Skeletal remains dating back 6,000 years unearthed in Taitung cave

Human skeletal remains dating from around 6,000 years ago and resembling the negrito people have been unearthed in a mountainous cave in Taiwan’s eastern county of Taitung.

An ancient human skull and femur bone excavated from the Xiaoma Caves belonged to that of a female adult, according to a study by an international team of researchers led by Hung Hsiao-chun (洪曉純), a senior research fellow in the Department of Archaeology and Natural History at Australian National University.

The female shared cranial affinities and small stature characteristics in common with Indigenous Southeast Asians, particularly the short, dark-skinned negritos of northern Luzon in the Philippines, the paper said.

According to the researchers, the populace at one time likely inhabited Taiwan before the Formosan Austronesian-speaking population.
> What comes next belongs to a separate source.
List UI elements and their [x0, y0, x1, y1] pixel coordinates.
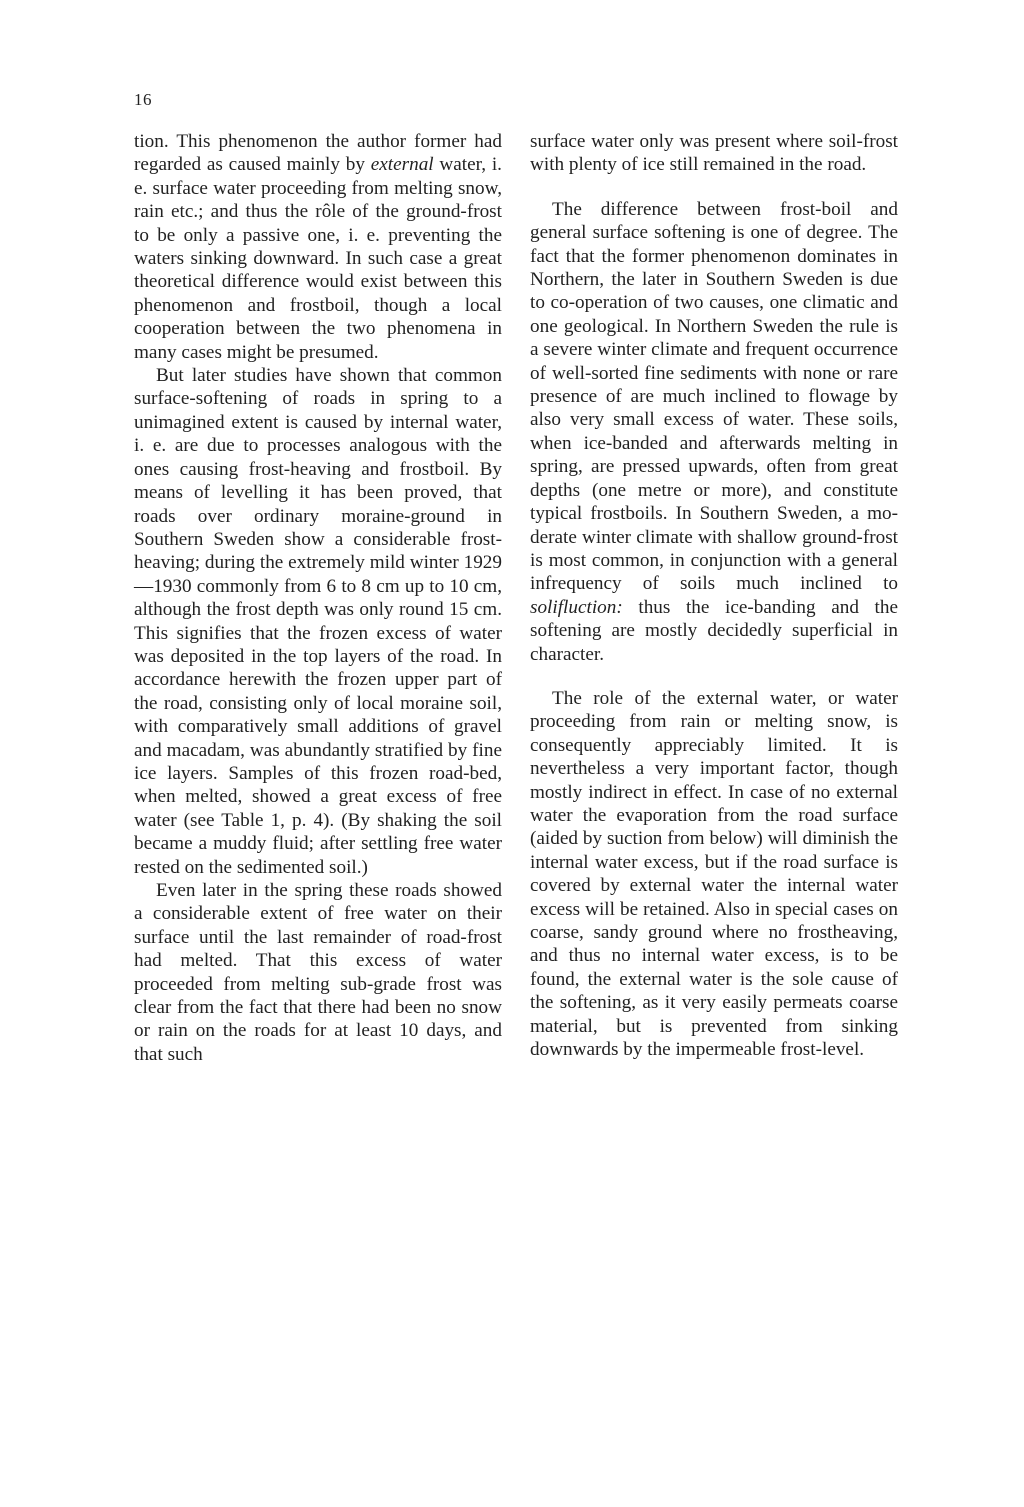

Many Indigenous tribes in Taiwan have tales about negritos inhabiting the island handed down from generation to generation, describing them as ‘non-Austronesian’ people and their physical traits as being small-bodied, dark skinned with frizzy hair and living in forested mountains or remote caves, they said.

The legends about the negritos also vary from tribe to tribe, with some viewing them as aliens and enemies of the Austronesian groups, while others saw them as their ancestors, the researchers said, indicating that one group also has a tale that describes how the last remaining negritos were killed.

Following DNA analysis, the cranial shape of the skull unearthed at Xiaoma closely resembled the negritos of the Philippines and Andaman Islands and San bushmen in South Africa, who all are well known for their short stature and small body size, the paper said.

Based on femur length, researchers said the Xiaoma female is estimated to have been 139 centimeters tall, but they could not confirm if the people were originally small in stature or developed in situ in Taiwan.

The study also pondered whether the Xiaoma negritos arrived as part of a second or later wave of hunter-gatherer migration to Taiwan around 6,000 years ago or earlier.

“The new findings bring attention to the period of co-existing overlap of the older hunter-gatherer communities with the new immigrant Austronesian-speaking farmers in Taiwan,” the paper said, noting that an answer may be possible in the near future to the related question as to the origin of the Xiaoma people, pending the discovery of any older Palaeolithic human remains in Taiwan.

The study titled “Negritos in Taiwan and the wider prehistory of Southeast Asia: new discovery from the Xiaoma Caves” was published by the peer-reviewed journal Taylor & Francis Online on Oct. 4.